ANCORA IMPUNITI I MASSACRI DI SREBRENICA E DEL RUANDADi Alberto Negri
A cosa può servire un tribunale per i crimini contro l'umanità? Forse soltanto a ricordare le immagini che in giorni non lontani sono sfilate rapidamente sugli schemi tv per poi scomparire della memoria con la rapidità della pressione su un tasto del telecomando.
L'11 luglio del 1995 nella "zona sicurezza" di Srebrenica 8mila civili dai 12 ai 60 anni vennero trucidati dall'esercito e dalle milizie serbe e della Bosnia: fu il peggiore massacro in Europa dalla fine del terzo Reich. Più di due anni sono passati da allora ma nonostante testimonianze scioccanti e i mandati d'arresto contro Mladic e Karadzic non è stato fatto nessuno sforzo serio per catturarli. Non solo. La strage di Srebrenica fu favorita dai caschi blu olandesi dell'ONU che fornirono 30mila litri di carburante a Mladic per trasportare le vittime nei campi di sterminio di Potocarì, un'operazione compiuta con la complicità "eccellente" del generale francese Bernard Janvier, comandante delle forze ONU a Zagabria.
Secondo un'inchiesta di "Le Figaro" la Francia oggi intralcia le indagini della corte penale internazionale per l'ex Jugoslavia perché teme che un altro tribunale, quello sui crimini di guerra in Ruanda, chieda agli ufficiali francesi di andare a testimoniare. Alcuni militari francesi, scrive il quotidiano parigino, hanno addestrato numerosi soldati e miliziani ruandesi che si sono poi resi responsabili delle stragi. Non sono intervenuti quando è cominciato il genocidio - 600mila morti in pochi mesi - e hanno poi ricevuto l'ordine di aiutare i capi delle bande di assassini a fuggire. Dopo la pubblicazione dell'articolo sulla vicenda è calato il silenzio: nessuna reazione, nessun editoriale, non è comparso neppure - come nota William Pfaff sul'"Internationl Herald Tribune" - un manifesto degli intellettuali francesi, sempre pronti, di solito, a denunciare le violazioni dei diritti dell'uomo.
Così vanno le cose oggi sul fronte della giustizia internazionale. Gli esempi negativi della Francia non devono far pensare che Parigi sia isolata.
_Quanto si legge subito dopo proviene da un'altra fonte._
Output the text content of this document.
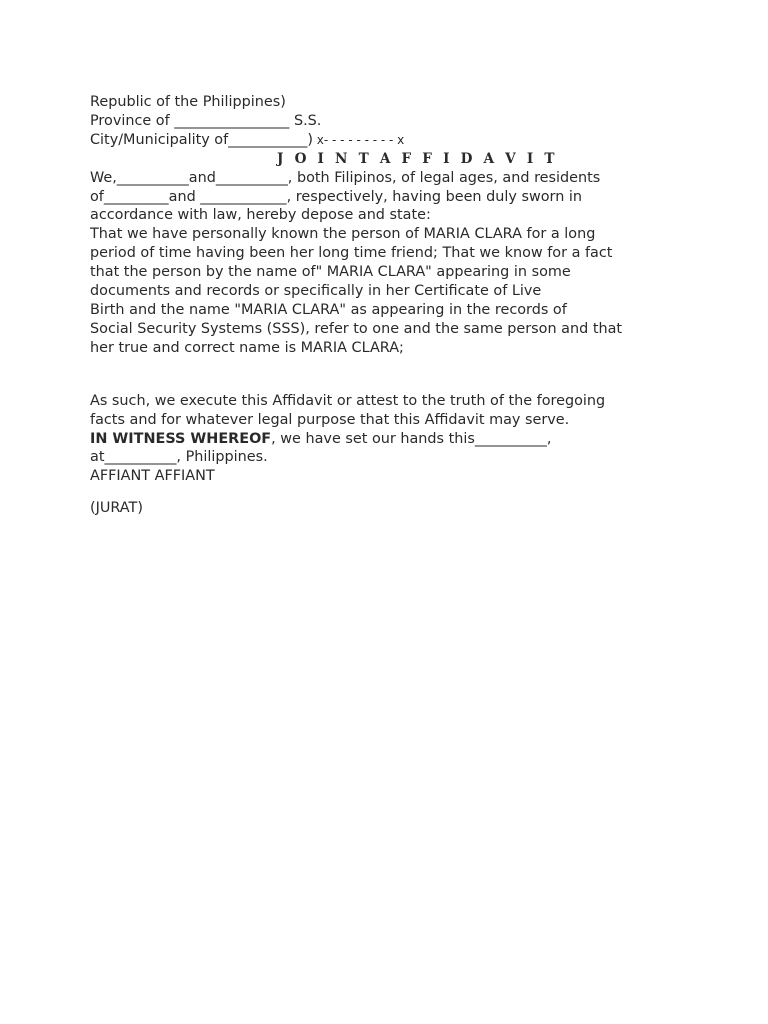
Republic of the Philippines)
Province of ________________ S.S.
City/Municipality of___________) x- - - - - - - - - x
J O I N T A F F I D A V I T
We,__________and__________, both Filipinos, of legal ages, and residents
of_________and ____________, respectively, having been duly sworn in
accordance with law, hereby depose and state:
That we have personally known the person of MARIA CLARA for a long
period of time having been her long time friend; That we know for a fact
that the person by the name of" MARIA CLARA" appearing in some
documents and records or specifically in her Certificate of Live
Birth and the name "MARIA CLARA" as appearing in the records of
Social Security Systems (SSS), refer to one and the same person and that
her true and correct name is MARIA CLARA;
As such, we execute this Affidavit or attest to the truth of the foregoing
facts and for whatever legal purpose that this Affidavit may serve.
IN WITNESS WHEREOF, we have set our hands this__________,
at__________, Philippines.
AFFIANT AFFIANT
(JURAT)
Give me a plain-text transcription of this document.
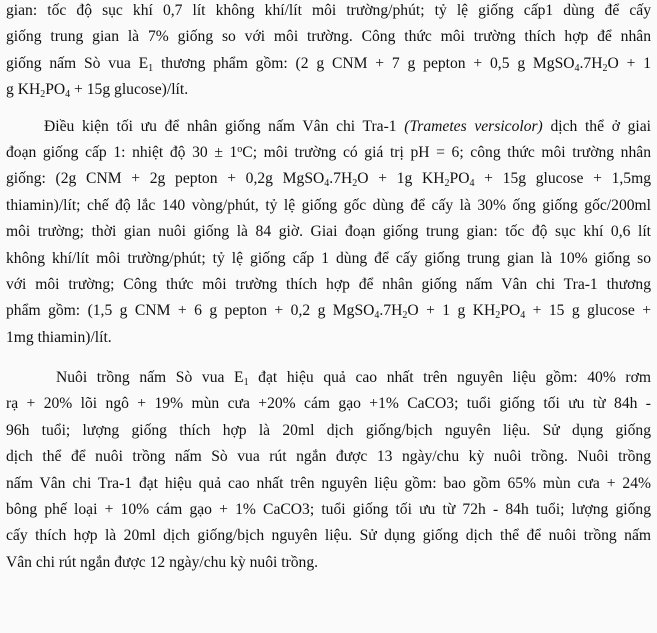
gian: tốc độ sục khí 0,7 lít không khí/lít môi trường/phút; tỷ lệ giống cấp1 dùng để cấy
giống trung gian là 7% giống so với môi trường. Công thức môi trường thích hợp để nhân
giống nấm Sò vua $E_1$ thương phẩm gồm: (2 g CNM + 7 g pepton + 0,5 g $MgSO_4.7H_2O + 1$
g $KH_2PO_4 + 15g$ glucose)/lít.
Điều kiện tối ưu để nhân giống nấm Vân chi Tra-1 (Trametes versicolor) dịch thể ở giai
đoạn giống cấp 1: nhiệt độ $30 \pm 1^oC$; môi trường có giá trị pH = 6; công thức môi trường nhân
giống: (2g CNM + 2g pepton + 0,2g $MgSO_4.7H_2O + 1g$ $KH_2PO_4 + 15g$ glucose + 1,5mg
thiamin)/lít; chế độ lắc 140 vòng/phút, tỷ lệ giống gốc dùng để cấy là 30% ống giống gốc/200ml
môi trường; thời gian nuôi giống là 84 giờ. Giai đoạn giống trung gian: tốc độ sục khí 0,6 lít
không khí/lít môi trường/phút; tỷ lệ giống cấp 1 dùng để cấy giống trung gian là 10% giống so
với môi trường; Công thức môi trường thích hợp để nhân giống nấm Vân chi Tra-1 thương
phẩm gồm: (1,5 g CNM + 6 g pepton + 0,2 g $MgSO_4.7H_2O + 1$ g $KH_2PO_4 + 15$ g glucose +
1mg thiamin)/lít.
Nuôi trồng nấm Sò vua $E_1$ đạt hiệu quả cao nhất trên nguyên liệu gồm: 40% rơm
rạ + 20% lõi ngô + 19% mùn cưa +20% cám gạo +1% CaCO3; tuổi giống tối ưu từ 84h -
96h tuổi; lượng giống thích hợp là 20ml dịch giống/bịch nguyên liệu. Sử dụng giống
dịch thể để nuôi trồng nấm Sò vua rút ngắn được 13 ngày/chu kỳ nuôi trồng. Nuôi trồng
nấm Vân chi Tra-1 đạt hiệu quả cao nhất trên nguyên liệu gồm: bao gồm 65% mùn cưa + 24%
bông phế loại + 10% cám gạo + 1% CaCO3; tuổi giống tối ưu từ 72h - 84h tuổi; lượng giống
cấy thích hợp là 20ml dịch giống/bịch nguyên liệu. Sử dụng giống dịch thể để nuôi trồng nấm
Vân chi rút ngắn được 12 ngày/chu kỳ nuôi trồng.
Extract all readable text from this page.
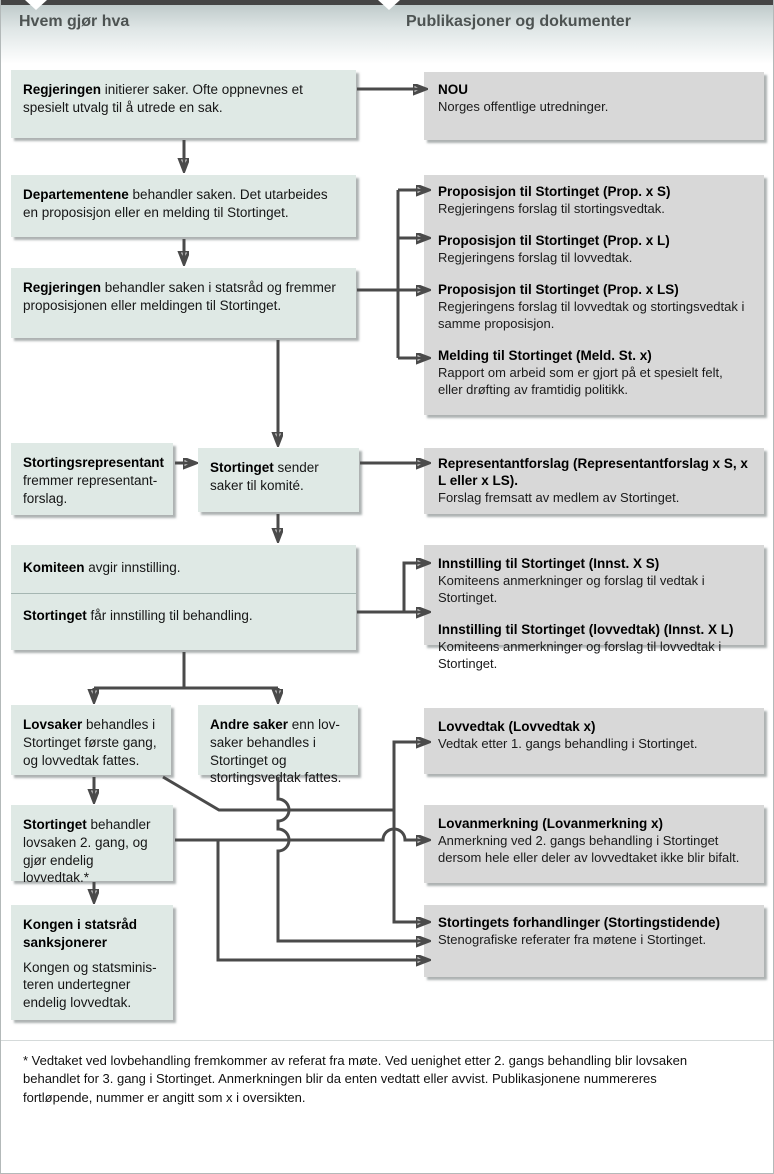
Hvem gjør hva	Publikasjoner og dokumenter
Regjeringen initierer saker. Ofte oppnevnes et spesielt utvalg til å utrede en sak.
Departementene behandler saken. Det utarbeides en proposisjon eller en melding til Stortinget.
Regjeringen behandler saken i statsråd og fremmer proposisjonen eller meldingen til Stortinget.
Stortingsrepresentant fremmer representant-forslag.
Stortinget sender saker til komité.
Komiteen avgir innstilling.
Stortinget får innstilling til behandling.
Lovsaker behandles i Stortinget første gang, og lovvedtak fattes.
Andre saker enn lov-saker behandles i Stortinget og stortingsvedtak fattes.
Stortinget behandler lovsaken 2. gang, og gjør endelig lovvedtak.*
Kongen i statsråd sanksjonerer
Kongen og statsminis-teren undertegner endelig lovvedtak.
NOU
Norges offentlige utredninger.
Proposisjon til Stortinget (Prop. x S)
Regjeringens forslag til stortingsvedtak.
Proposisjon til Stortinget (Prop. x L)
Regjeringens forslag til lovvedtak.
Proposisjon til Stortinget (Prop. x LS)
Regjeringens forslag til lovvedtak og stortingsvedtak i samme proposisjon.
Melding til Stortinget (Meld. St. x)
Rapport om arbeid som er gjort på et spesielt felt, eller drøfting av framtidig politikk.
Representantforslag (Representantforslag x S, x L eller x LS).
Forslag fremsatt av medlem av Stortinget.
Innstilling til Stortinget (Innst. X S)
Komiteens anmerkninger og forslag til vedtak i Stortinget.
Innstilling til Stortinget (lovvedtak) (Innst. X L)
Komiteens anmerkninger og forslag til lovvedtak i Stortinget.
Lovvedtak (Lovvedtak x)
Vedtak etter 1. gangs behandling i Stortinget.
Lovanmerkning (Lovanmerkning x)
Anmerkning ved 2. gangs behandling i Stortinget dersom hele eller deler av lovvedtaket ikke blir bifalt.
Stortingets forhandlinger (Stortingstidende)
Stenografiske referater fra møtene i Stortinget.
* Vedtaket ved lovbehandling fremkommer av referat fra møte. Ved uenighet etter 2. gangs behandling blir lovsaken behandlet for 3. gang i Stortinget. Anmerkningen blir da enten vedtatt eller avvist. Publikasjonene nummereres fortløpende, nummer er angitt som x i oversikten.
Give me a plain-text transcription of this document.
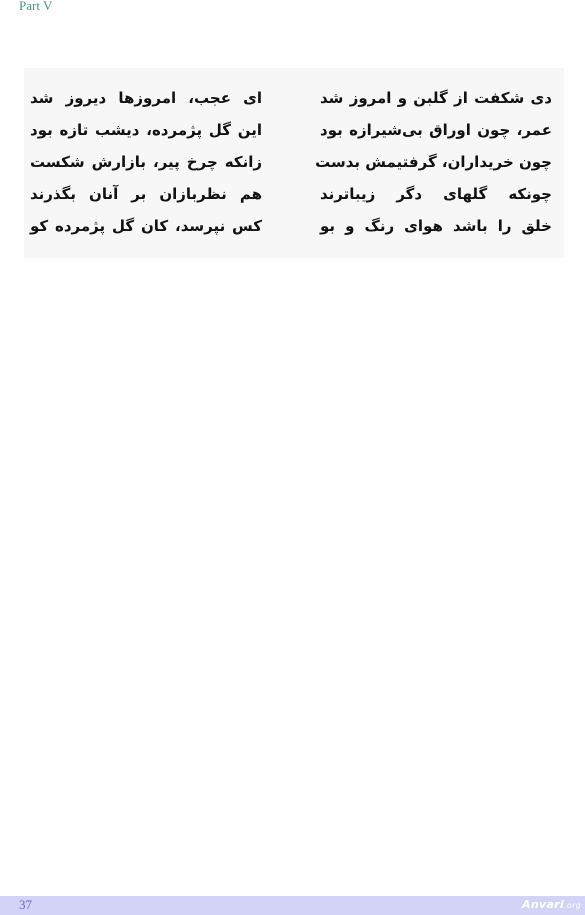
Part V
دی شکفت از گلبن و امروز شد
عمر، چون اوراق بی‌شیرازه بود
چون خریداران، گرفتیمش بدست
چونکه گلهای دگر زیباترند
خلق را باشد هوای رنگ و بو
ای عجب، امروزها دیروز شد
این گل پژمرده، دیشب تازه بود
زانکه چرخ پیر، بازارش شکست
هم نظربازان بر آنان بگذرند
کس نپرسد، کان گل پژمرده کو
37	Anvari.org
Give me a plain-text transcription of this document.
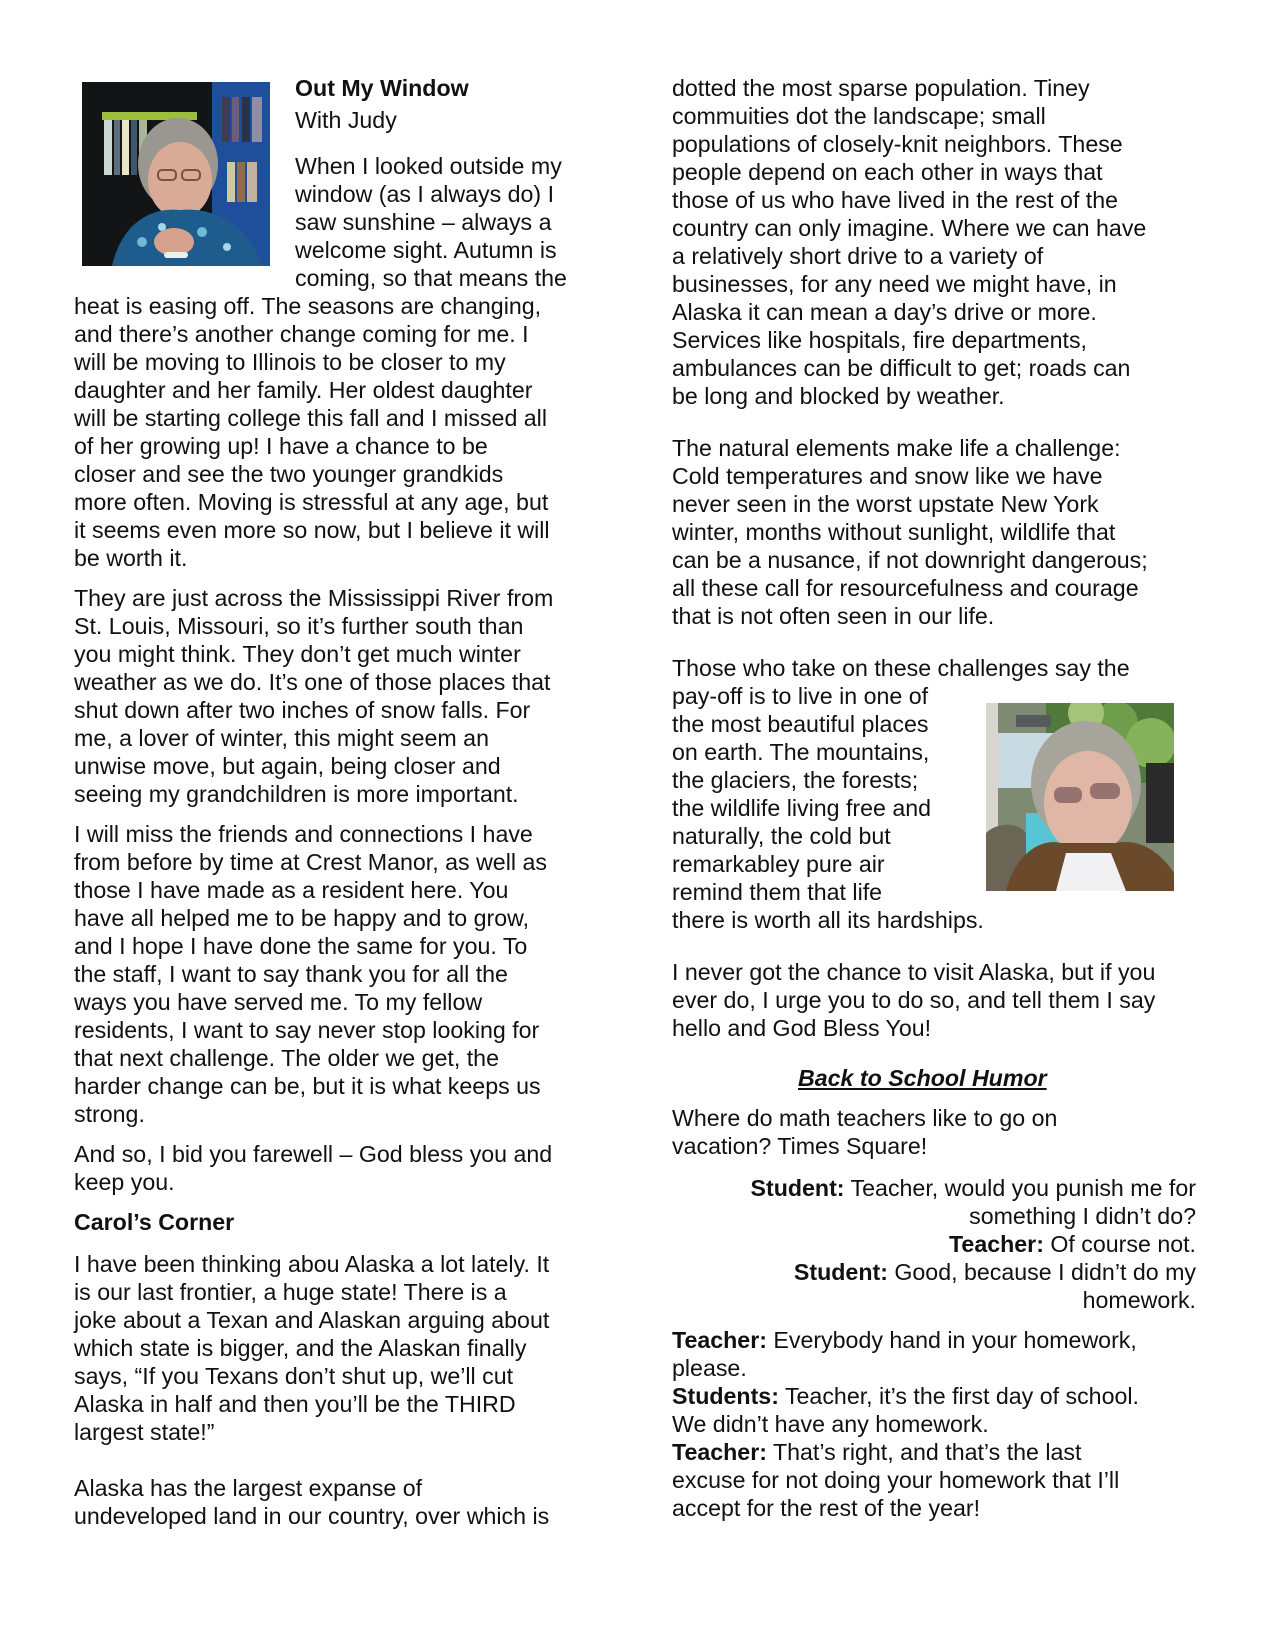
Out My Window
With Judy
When I looked outside my
window (as I always do) I
saw sunshine – always a
welcome sight. Autumn is
coming, so that means the
heat is easing off. The seasons are changing,
and there’s another change coming for me. I
will be moving to Illinois to be closer to my
daughter and her family. Her oldest daughter
will be starting college this fall and I missed all
of her growing up! I have a chance to be
closer and see the two younger grandkids
more often. Moving is stressful at any age, but
it seems even more so now, but I believe it will
be worth it.
They are just across the Mississippi River from
St. Louis, Missouri, so it’s further south than
you might think. They don’t get much winter
weather as we do. It’s one of those places that
shut down after two inches of snow falls. For
me, a lover of winter, this might seem an
unwise move, but again, being closer and
seeing my grandchildren is more important.
I will miss the friends and connections I have
from before by time at Crest Manor, as well as
those I have made as a resident here. You
have all helped me to be happy and to grow,
and I hope I have done the same for you. To
the staff, I want to say thank you for all the
ways you have served me. To my fellow
residents, I want to say never stop looking for
that next challenge. The older we get, the
harder change can be, but it is what keeps us
strong.
And so, I bid you farewell – God bless you and
keep you.
Carol’s Corner
I have been thinking abou Alaska a lot lately. It
is our last frontier, a huge state! There is a
joke about a Texan and Alaskan arguing about
which state is bigger, and the Alaskan finally
says, “If you Texans don’t shut up, we’ll cut
Alaska in half and then you’ll be the THIRD
largest state!”
Alaska has the largest expanse of
undeveloped land in our country, over which is
dotted the most sparse population. Tiney
commuities dot the landscape; small
populations of closely-knit neighbors. These
people depend on each other in ways that
those of us who have lived in the rest of the
country can only imagine. Where we can have
a relatively short drive to a variety of
businesses, for any need we might have, in
Alaska it can mean a day’s drive or more.
Services like hospitals, fire departments,
ambulances can be difficult to get; roads can
be long and blocked by weather.
The natural elements make life a challenge:
Cold temperatures and snow like we have
never seen in the worst upstate New York
winter, months without sunlight, wildlife that
can be a nusance, if not downright dangerous;
all these call for resourcefulness and courage
that is not often seen in our life.
Those who take on these challenges say the
pay-off is to live in one of
the most beautiful places
on earth. The mountains,
the glaciers, the forests;
the wildlife living free and
naturally, the cold but
remarkabley pure air
remind them that life
there is worth all its hardships.
I never got the chance to visit Alaska, but if you
ever do, I urge you to do so, and tell them I say
hello and God Bless You!
Back to School Humor
Where do math teachers like to go on
vacation? Times Square!
Student: Teacher, would you punish me for
something I didn’t do?
Teacher: Of course not.
Student: Good, because I didn’t do my
homework.
Teacher: Everybody hand in your homework,
please.
Students: Teacher, it’s the first day of school.
We didn’t have any homework.
Teacher: That’s right, and that’s the last
excuse for not doing your homework that I’ll
accept for the rest of the year!
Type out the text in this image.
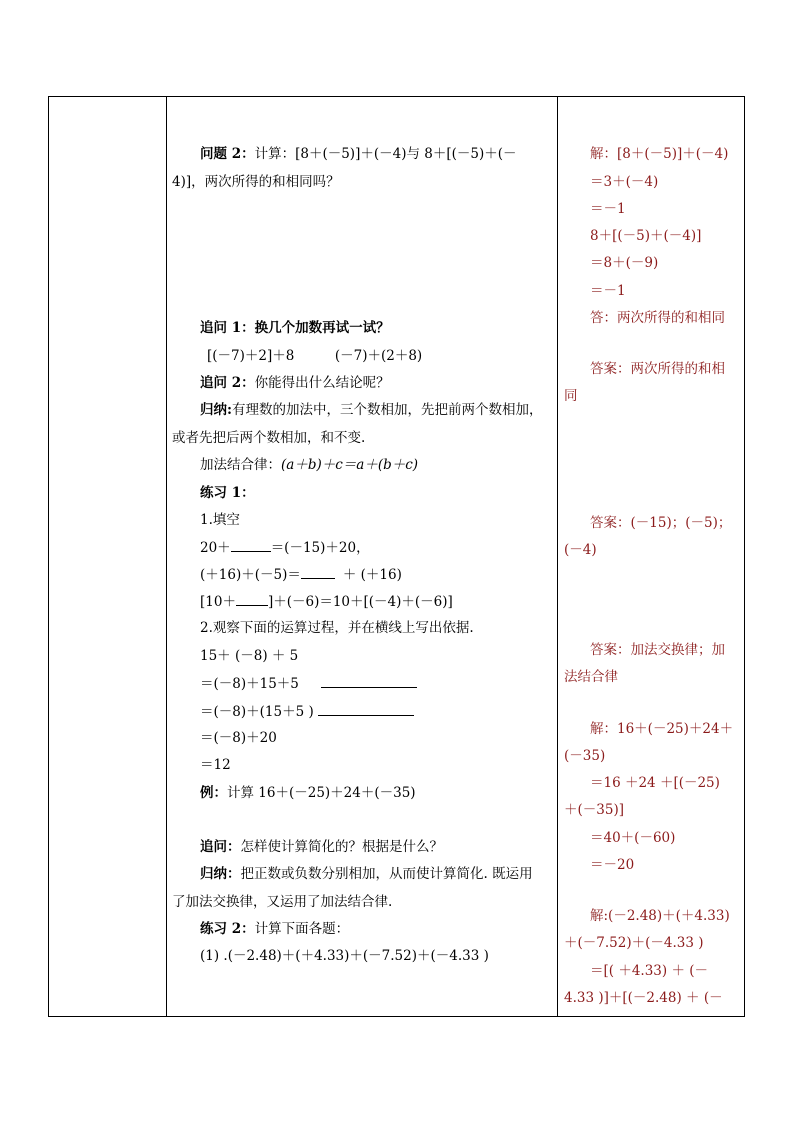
问题 2：计算：[8＋(－5)]＋(－4)与 8＋[(－5)＋(－
4)]，两次所得的和相同吗？
追问 1：换几个加数再试一试？
[(－7)＋2]＋8　　　(－7)＋(2＋8)
追问 2：你能得出什么结论呢？
归纳:有理数的加法中，三个数相加，先把前两个数相加，
或者先把后两个数相加，和不变.
加法结合律：(a＋b)＋c＝a＋(b＋c)
练习 1：
1.填空
20＋	＝(－15)＋20，
(＋16)＋(－5)＝	＋ (＋16)
[10＋ ]＋(－6)＝10＋[(－4)＋(－6)]
2.观察下面的运算过程，并在横线上写出依据.
15＋ (－8) ＋ 5
＝(－8)＋15＋5
＝(－8)＋(15＋5 )
＝(－8)＋20
＝12
例：计算 16＋(－25)＋24＋(－35)
追问：怎样使计算简化的？根据是什么？
归纳：把正数或负数分别相加，从而使计算简化. 既运用
了加法交换律，又运用了加法结合律.
练习 2：计算下面各题：
(1) .(－2.48)＋(＋4.33)＋(－7.52)＋(－4.33 )
解：[8＋(－5)]＋(－4)
＝3＋(－4)
＝－1
8＋[(－5)＋(－4)]
＝8＋(－9)
＝－1
答：两次所得的和相同
答案：两次所得的和相
同
答案：(－15)；(－5)；
(－4)
答案：加法交换律；加
法结合律
解：16＋(－25)＋24＋
(－35)
＝16 ＋24 ＋[(－25)
＋(－35)]
＝40＋(－60)
＝－20
解:(－2.48)＋(＋4.33)
＋(－7.52)＋(－4.33 )
＝[( ＋4.33) ＋ (－
4.33 )]＋[(－2.48) ＋ (－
Gli americani, per fare un altro caso, si sono opposti graniticamente alla possibilità che l'ONU potesse classificare nei documenti ufficiali come un "genocidio" quello che è accaduto tra Hutu e Tutsi in Ruanda: questa definizione infatti li avrebbe obbligati ad intervenire in Africa.
Un Trattato istitutivo di un Tribunale internazionale permanente per giudicare i crimini contro l'umanità, promosso dal commissario europeo Emma Bonino e sponsorizzato dal finanziere George Soros, appare dunque come un'iniziativa necessaria, forse indispensabile visti i precedenti.
"Il problema fondamentale - dice il commissario Bonino reduce da una missione a Dakar dove ha raccolto il sostegno di una trentina di Paesi africani - è quello di definire i rapporti tra il Tribunale, l'ONU e il Consiglio di Sicurezza. Si confrontano due schieramenti: i sostenitori di una totale indipendenza del Tribunale e colori secondo i quali la Corte dovrebbe essere soggetta al Consiglio di Sicurezza. Tra questi due estremi occorre trovare una mediazione e questo sarà il tema centrale dell'appuntamento di Roma del 15 giugno quando si comincerà a discutere del trattato". La Bonino intanto ritorna dal Senegal con una buona notizia: tra due settimane inizierà ad Arusha il processo contro 32 responsabili dei massacri in Ruanda. Tra di loro c'è anche il famigerato colonnello Bogosora che era riuscito a fuggire in Camerun. Molti altri però sono rimasti, protetti e impuniti, nel paese delle mille colline dove le stragi continuano: se un giorno nascerà, il futuro Tribunale dovrà ricominciare da subito a scavare
nella memoria reticente della comunità reticente.